The same table reveals that the biggest contributor to Qwest’s pension windfall was $1.068 billion generated by its expected return on plan assets. Accounting rules permit the use of an expected return because relying on a day-to-day return would cause net income to jump around with the stock market. The bottom half of this table shows that Qwest expects its plan assets to gain 9.4% a year, on average. It increased that rate from an 8.8% projection in 1999. Given the stock market’s doldrums, it’s a good bet Qwest didn’t meet that goal in 2001.

In contrast to Qwest’s $1.068 billion expected return, its actual return was a $78 million loss in 2000, following a $2.5 billion gain in 1999 (Table 2). If real returns continue to trail expected returns, Qwest may build up deferred losses to the point where accounting rules require the company to put some red ink on the income statement.

Partially offsetting the $1.068 billion gain generated by expected returns on plan assets are two expenses itemized in Table 1, service cost and interest cost. Service cost represents the pension benefits employees earned during 2000. Interest cost is the annual interest cost on the pension obligation—a figure analogous to interest payments on debt.

Check the lower half of Table 1. There you’ll find the weighted average discount rate used to figure the current value of these expenses, as well as the overall pension liability. When this rate—pegged to interest rates—falls, the pension obligation rises, says Janet Pegg, a Bear Stearns accounting analyst.

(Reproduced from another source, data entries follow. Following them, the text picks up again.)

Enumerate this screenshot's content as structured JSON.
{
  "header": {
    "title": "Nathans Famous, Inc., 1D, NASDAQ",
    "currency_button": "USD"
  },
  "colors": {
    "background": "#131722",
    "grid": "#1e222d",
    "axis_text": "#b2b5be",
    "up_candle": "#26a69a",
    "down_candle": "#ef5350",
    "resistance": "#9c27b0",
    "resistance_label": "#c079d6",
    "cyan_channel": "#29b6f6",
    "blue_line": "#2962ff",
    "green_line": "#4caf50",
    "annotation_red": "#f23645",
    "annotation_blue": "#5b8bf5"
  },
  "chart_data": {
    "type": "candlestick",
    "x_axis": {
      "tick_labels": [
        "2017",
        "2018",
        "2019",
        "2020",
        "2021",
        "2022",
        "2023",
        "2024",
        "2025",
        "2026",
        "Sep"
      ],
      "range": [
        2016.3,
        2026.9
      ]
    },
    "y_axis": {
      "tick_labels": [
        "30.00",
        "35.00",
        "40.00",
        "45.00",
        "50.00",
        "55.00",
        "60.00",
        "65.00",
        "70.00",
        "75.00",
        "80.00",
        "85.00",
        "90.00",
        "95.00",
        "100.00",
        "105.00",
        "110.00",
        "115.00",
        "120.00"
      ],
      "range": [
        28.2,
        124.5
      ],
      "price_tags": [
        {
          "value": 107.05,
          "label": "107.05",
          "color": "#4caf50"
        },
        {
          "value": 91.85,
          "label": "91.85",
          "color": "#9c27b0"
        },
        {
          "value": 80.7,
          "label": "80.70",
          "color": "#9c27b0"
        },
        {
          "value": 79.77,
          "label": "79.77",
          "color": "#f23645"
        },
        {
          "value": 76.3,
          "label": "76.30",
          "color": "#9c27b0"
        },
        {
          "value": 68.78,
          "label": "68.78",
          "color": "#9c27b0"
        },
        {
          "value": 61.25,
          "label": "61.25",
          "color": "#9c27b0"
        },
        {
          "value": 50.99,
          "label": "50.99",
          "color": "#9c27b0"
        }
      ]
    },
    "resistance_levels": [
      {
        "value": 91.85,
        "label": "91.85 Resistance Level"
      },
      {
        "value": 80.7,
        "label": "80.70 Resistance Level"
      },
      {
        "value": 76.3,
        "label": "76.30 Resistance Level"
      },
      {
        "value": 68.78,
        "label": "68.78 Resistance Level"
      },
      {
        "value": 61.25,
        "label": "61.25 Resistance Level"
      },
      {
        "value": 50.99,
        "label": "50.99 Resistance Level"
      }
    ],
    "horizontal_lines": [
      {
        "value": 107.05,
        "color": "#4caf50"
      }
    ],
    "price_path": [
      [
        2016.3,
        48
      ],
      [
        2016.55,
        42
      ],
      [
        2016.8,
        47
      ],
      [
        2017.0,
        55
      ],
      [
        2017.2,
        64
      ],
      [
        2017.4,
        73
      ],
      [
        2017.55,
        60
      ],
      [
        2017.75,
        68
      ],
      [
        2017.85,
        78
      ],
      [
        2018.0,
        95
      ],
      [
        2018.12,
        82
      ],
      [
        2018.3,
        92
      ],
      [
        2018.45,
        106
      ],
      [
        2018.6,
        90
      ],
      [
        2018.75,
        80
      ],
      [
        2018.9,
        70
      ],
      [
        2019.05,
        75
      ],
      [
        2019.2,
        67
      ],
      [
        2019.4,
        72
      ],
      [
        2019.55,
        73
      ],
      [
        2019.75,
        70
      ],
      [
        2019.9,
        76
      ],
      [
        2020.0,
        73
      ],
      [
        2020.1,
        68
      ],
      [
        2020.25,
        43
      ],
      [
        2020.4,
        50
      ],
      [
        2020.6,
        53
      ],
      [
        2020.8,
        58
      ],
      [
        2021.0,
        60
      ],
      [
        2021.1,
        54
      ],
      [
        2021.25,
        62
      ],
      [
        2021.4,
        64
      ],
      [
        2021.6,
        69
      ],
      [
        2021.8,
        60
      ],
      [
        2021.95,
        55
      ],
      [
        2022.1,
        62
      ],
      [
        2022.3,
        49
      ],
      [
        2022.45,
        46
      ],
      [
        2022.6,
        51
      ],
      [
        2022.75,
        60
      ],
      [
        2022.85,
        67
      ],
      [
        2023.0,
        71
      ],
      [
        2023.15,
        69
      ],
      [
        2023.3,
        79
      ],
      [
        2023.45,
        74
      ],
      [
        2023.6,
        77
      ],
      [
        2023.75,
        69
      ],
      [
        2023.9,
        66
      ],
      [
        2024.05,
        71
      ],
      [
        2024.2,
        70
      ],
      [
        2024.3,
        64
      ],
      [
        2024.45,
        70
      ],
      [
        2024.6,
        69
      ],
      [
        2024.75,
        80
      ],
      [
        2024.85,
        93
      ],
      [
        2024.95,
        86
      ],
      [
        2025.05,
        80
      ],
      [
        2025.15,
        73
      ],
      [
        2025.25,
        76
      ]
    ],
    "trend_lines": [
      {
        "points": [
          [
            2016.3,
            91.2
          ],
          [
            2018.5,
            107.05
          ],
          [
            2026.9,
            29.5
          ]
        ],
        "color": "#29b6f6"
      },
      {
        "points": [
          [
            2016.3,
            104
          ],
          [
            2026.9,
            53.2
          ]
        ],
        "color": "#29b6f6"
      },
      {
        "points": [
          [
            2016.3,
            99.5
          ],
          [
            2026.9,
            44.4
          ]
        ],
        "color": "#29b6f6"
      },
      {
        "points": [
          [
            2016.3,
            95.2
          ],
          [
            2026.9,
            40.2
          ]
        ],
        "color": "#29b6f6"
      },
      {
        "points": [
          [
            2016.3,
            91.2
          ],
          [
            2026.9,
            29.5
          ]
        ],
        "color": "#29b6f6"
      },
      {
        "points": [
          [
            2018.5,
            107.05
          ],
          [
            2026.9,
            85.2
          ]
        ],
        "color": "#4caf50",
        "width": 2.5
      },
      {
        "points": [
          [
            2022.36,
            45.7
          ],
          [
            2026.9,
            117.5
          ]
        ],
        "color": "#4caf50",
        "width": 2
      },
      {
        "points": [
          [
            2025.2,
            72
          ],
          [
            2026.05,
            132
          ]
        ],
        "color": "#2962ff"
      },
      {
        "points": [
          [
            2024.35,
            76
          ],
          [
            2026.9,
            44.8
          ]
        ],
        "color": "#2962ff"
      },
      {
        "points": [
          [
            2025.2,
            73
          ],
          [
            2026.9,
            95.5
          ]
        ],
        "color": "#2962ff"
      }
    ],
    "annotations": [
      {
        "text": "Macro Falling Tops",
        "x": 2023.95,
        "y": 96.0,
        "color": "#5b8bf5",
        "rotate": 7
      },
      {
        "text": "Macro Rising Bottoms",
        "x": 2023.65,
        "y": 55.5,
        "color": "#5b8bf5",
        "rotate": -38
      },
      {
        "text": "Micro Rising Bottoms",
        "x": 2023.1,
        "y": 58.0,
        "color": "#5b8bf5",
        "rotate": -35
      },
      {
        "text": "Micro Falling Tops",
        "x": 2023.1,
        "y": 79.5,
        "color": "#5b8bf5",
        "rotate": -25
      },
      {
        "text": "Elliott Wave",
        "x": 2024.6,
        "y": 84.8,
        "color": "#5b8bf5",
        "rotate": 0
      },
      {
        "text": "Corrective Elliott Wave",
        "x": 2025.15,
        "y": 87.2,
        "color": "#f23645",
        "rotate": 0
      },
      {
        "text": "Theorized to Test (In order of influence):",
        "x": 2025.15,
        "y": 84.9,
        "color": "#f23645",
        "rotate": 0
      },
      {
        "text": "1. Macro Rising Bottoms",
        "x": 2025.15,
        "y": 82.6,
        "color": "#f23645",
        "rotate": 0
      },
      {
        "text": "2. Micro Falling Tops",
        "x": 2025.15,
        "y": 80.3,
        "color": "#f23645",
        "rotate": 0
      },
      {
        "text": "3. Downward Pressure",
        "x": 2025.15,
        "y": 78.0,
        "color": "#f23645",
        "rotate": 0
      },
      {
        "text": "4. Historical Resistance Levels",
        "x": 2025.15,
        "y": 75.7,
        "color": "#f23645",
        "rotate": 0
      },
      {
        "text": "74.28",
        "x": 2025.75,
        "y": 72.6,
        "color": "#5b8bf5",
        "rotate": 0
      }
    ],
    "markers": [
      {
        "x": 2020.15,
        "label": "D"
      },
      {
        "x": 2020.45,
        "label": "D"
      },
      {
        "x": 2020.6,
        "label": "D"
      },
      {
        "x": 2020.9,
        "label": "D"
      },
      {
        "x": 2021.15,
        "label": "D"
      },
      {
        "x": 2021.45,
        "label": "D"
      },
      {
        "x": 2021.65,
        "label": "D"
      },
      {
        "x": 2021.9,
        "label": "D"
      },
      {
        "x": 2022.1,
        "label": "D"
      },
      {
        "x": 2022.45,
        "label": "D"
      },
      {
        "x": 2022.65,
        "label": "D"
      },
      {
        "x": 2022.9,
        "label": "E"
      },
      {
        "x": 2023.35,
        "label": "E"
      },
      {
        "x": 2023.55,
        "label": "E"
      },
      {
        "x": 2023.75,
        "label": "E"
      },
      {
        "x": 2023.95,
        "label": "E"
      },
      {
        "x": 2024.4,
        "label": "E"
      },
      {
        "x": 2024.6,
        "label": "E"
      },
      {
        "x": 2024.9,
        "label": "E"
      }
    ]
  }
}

The footnote also indicates if a pension fund is over- or underfunded and thus potentially in need of cash infusions. In Qwest’s case, the news is good. At the end of 2000, its pension plan was worth $13.6 billion (Table 2). That exceeded the $9.5 billion (Table 3) it promised to deliver in pension benefits by $4.1 billion. (This number appears under funded status in Table 4.) Because Qwest’s pension fund is amply overfunded, the footnote shows no company contribution to the plan in 2000.

The days of fat pension gains may be over for Qwest. In part because the plan’s actual return for 2000 was negative, the deferred gains—technically called unrecognized net actuarial gains—stockpiled during the bull market fell from $4.6 billion to $2.9 billion (Table 4).

Deferred gains can arise when actual returns exceed expected returns. Such gains are put into a pot, along with gains and losses from other pension items, such as changes in assumptions about future salaries. If the pot becomes big enough, some of it is required to spill over into net income. In 2000, Qwest recognized $58 million (Table 1) of its deferred gains—technically called net actuarial gains. But with deferred gains dwindling, less will be available to boost the bottom line in the future, says Pegg. More troublesome, if the plan’s assets continue to shrink, so will the expected returns that nearly erased Qwest’s red ink in 2000.

It’s a good bet that Qwest is not alone. So check the footnotes in those financial statements to find out whether an ugly surprise may be lurking in the form of fading pension income.

Corrections and Clarifications

The Fine Print (BusinessWeek Investor, Feb. 4) reported that IBM’s pension fund boosted its 2000 earnings by $824 million, or 7% of pretax income. This reflects the impact of IBM’s U.S. pension fund alone. When IBM’s non-U.S. plans are included, pension income boosted 2000 earnings by $1.171 billion, or 10.2% of pretax income.